I'm using XMLReader and PHP to process a moderately-sized XML file (6mb) and basically break up the attribute data and insert it into my own database. Problem is, each element has a variable number of subelements with identically named attributes.
Here's an example (this is open data about the government courtesy of govtrack.us):
<?xml version="1.0" ?>
<people>
<person id='400001' lastname='Abercrombie' firstname='Neil' birthday='1938-06-26' gender='M' pvsid='26827' osid='N00007665' bioguideid='A000014' metavidid='Neil_Abercrombie' youtubeid='hawaiirep1' name='Rep. Neil Abercrombie [D, HI-1]' title='Rep.' state='HI' district='1' >
<role type='rep' startdate='1985-01-03' enddate='1986-10-18' party='Democrat' state='HI' district='1' />
<role type='rep' startdate='1991-01-03' enddate='1992-10-09' party='Democrat' state='HI' district='1' />
<role type='rep' startdate='1993-01-05' enddate='1994-12-01' party='Democrat' state='HI' district='1' />
<role type='rep' startdate='1995-01-04' enddate='1996-10-04' party='Democrat' state='HI' district='1' />
<role type='rep' startdate='1997-01-07' enddate='1998-12-19' party='Democrat' state='HI' district='1' />
<role type='rep' startdate='1999-01-06' enddate='2000-12-15' party='Democrat' state='HI' district='1' />
<role type='rep' startdate='2001-01-03' enddate='2002-11-22' party='Democrat' state='HI' district='1' />
<role type='rep' startdate='2003-01-07' enddate='2004-12-09' party='Democrat' state='HI' district='1' url='http://www.house.gov/abercrombie' />
<role type='rep' startdate='2005-01-04' enddate='2006-12-08' party='Democrat' state='HI' district='1' url='http://www.house.gov/abercrombie' />
<role type='rep' startdate='2007-01-04' enddate='2009-01-03' party='Democrat' state='HI' district='1' url='http://www.house.gov/abercrombie' />
<role type='rep' startdate='2009-01-06' enddate='2010-03-01' party='Democrat' state='HI' district='1' url='http://www.house.gov/abercrombie' />
</person>
I don't need any fancy logic to be performed on the attributes. At the beginning of my script, I check to see if I've already processed this particular record (based on the 'id' attribute), and then I grab pretty much every attribute and parse it into my db. But there are two problems:
1) When I use this:
$p->getAttribute('id')
to get the 'id', it gives it to me twice, separate by as many line breaks as there are subelements in the element (I think the comment on this page speaks to that, but I'm not sure what to do about it).

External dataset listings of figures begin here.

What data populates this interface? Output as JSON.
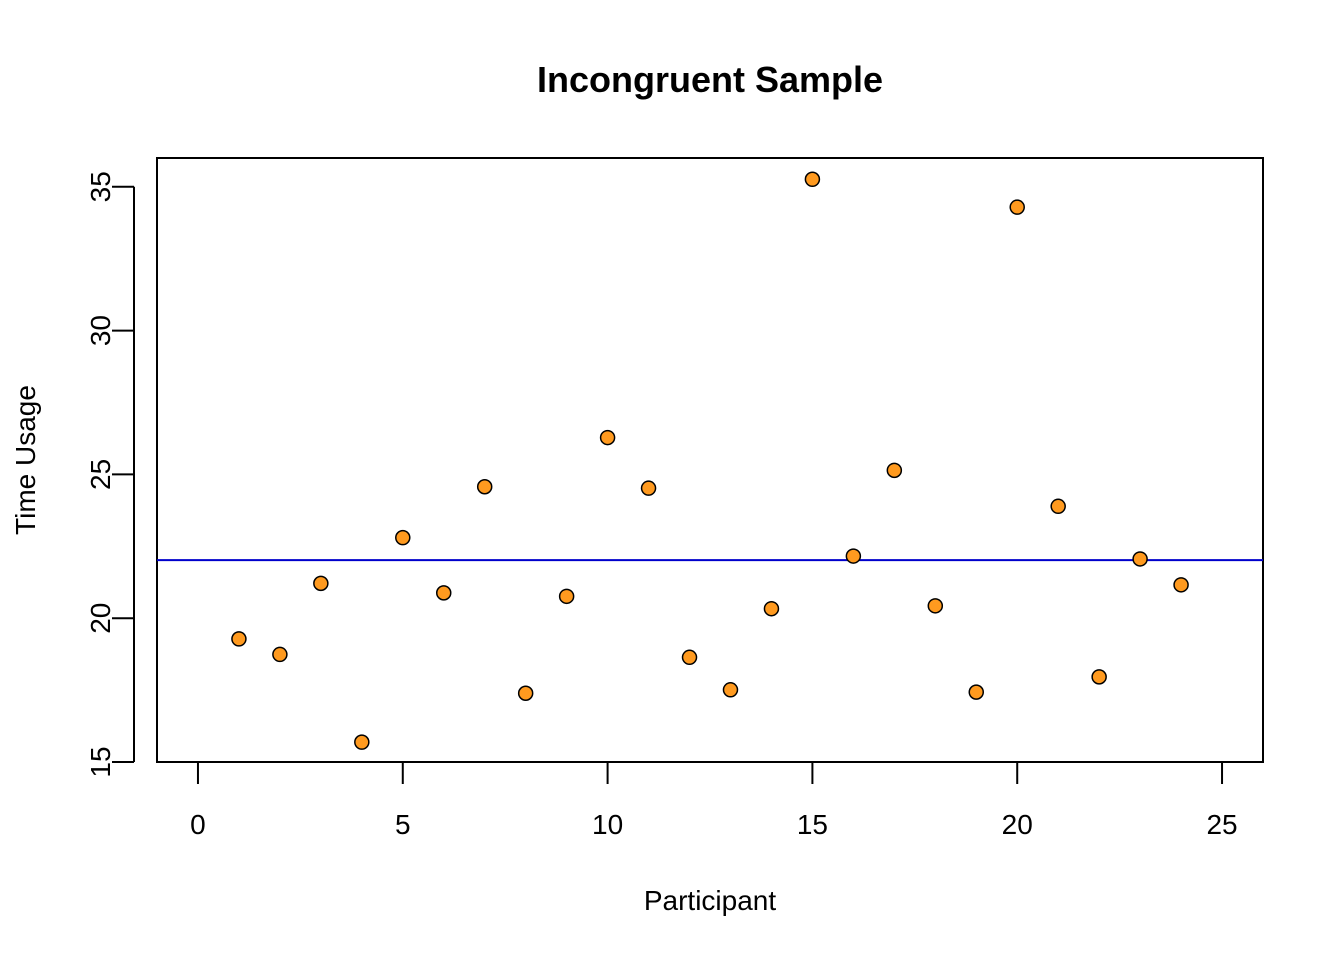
{
  "chart_data": {
    "type": "scatter",
    "title": "Incongruent Sample",
    "xlabel": "Participant",
    "ylabel": "Time Usage",
    "xlim": [
      -1,
      26
    ],
    "ylim": [
      15,
      36
    ],
    "x_ticks": [
      0,
      5,
      10,
      15,
      20,
      25
    ],
    "y_ticks": [
      15,
      20,
      25,
      30,
      35
    ],
    "x_tick_labels": [
      "0",
      "5",
      "10",
      "15",
      "20",
      "25"
    ],
    "y_tick_labels": [
      "15",
      "20",
      "25",
      "30",
      "35"
    ],
    "grid": false,
    "legend": "none",
    "point_fill": "#FF9A1F",
    "point_stroke": "#000000",
    "reference_line": {
      "y": 22.02,
      "color": "#0000CC"
    },
    "series": [
      {
        "x": [
          1,
          2,
          3,
          4,
          5,
          6,
          7,
          8,
          9,
          10,
          11,
          12,
          13,
          14,
          15,
          16,
          17,
          18,
          19,
          20,
          21,
          22,
          23,
          24
        ],
        "y": [
          19.28,
          18.74,
          21.21,
          15.69,
          22.8,
          20.88,
          24.57,
          17.39,
          20.76,
          26.28,
          24.52,
          18.64,
          17.51,
          20.33,
          35.26,
          22.16,
          25.14,
          20.43,
          17.43,
          34.29,
          23.89,
          17.96,
          22.06,
          21.16
        ]
      }
    ]
  }
}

2) How do I access the attributes of each subelement sequentially? This:
$p->getAttribute('startdate')
gives me every 'startdate' value separated by multiple line breaks. I just need to grab the id of the element and then cycle through each of the 'role' subelements.
Any ideas?
For edification, here's the super-simple controller I have so far:
$f = base_url().'data/people.xml';
$p = new XMLReader;
$p->open($f);
while($p->read())
{
if($this->_notImported('govtrack',$p->getAttribute('id')))
{
// here I just grab the attributes, put them into arrays to insert, like so:
$insert = array('indiv_name' => $full_name,
'indiv_first' => ($p->getAttribute(‘firstname’)),
'indiv_last' => ($p->getAttribute(‘lastname’)),
'indiv_middle' => ($p->getAttribute(‘middlename’)),
'indiv_other' => ($p->getAttribute(‘namemod’)),
'indiv_full_name' => $full_name,
'indiv_title' => ($p->getAttribute(‘title’)),
'indiv_dob' => ($p->getAttribute(‘birthday’)),
'indiv_gender' => ($p->getAttribute(‘gender’)),
'indiv_religion' => ($p->getAttribute(‘religion’)),
'indiv_url' => ($url)
);
For the element, this is not as difficult, but I don't know how to cycle through each of the 'role' subelements and grab the attributes separately.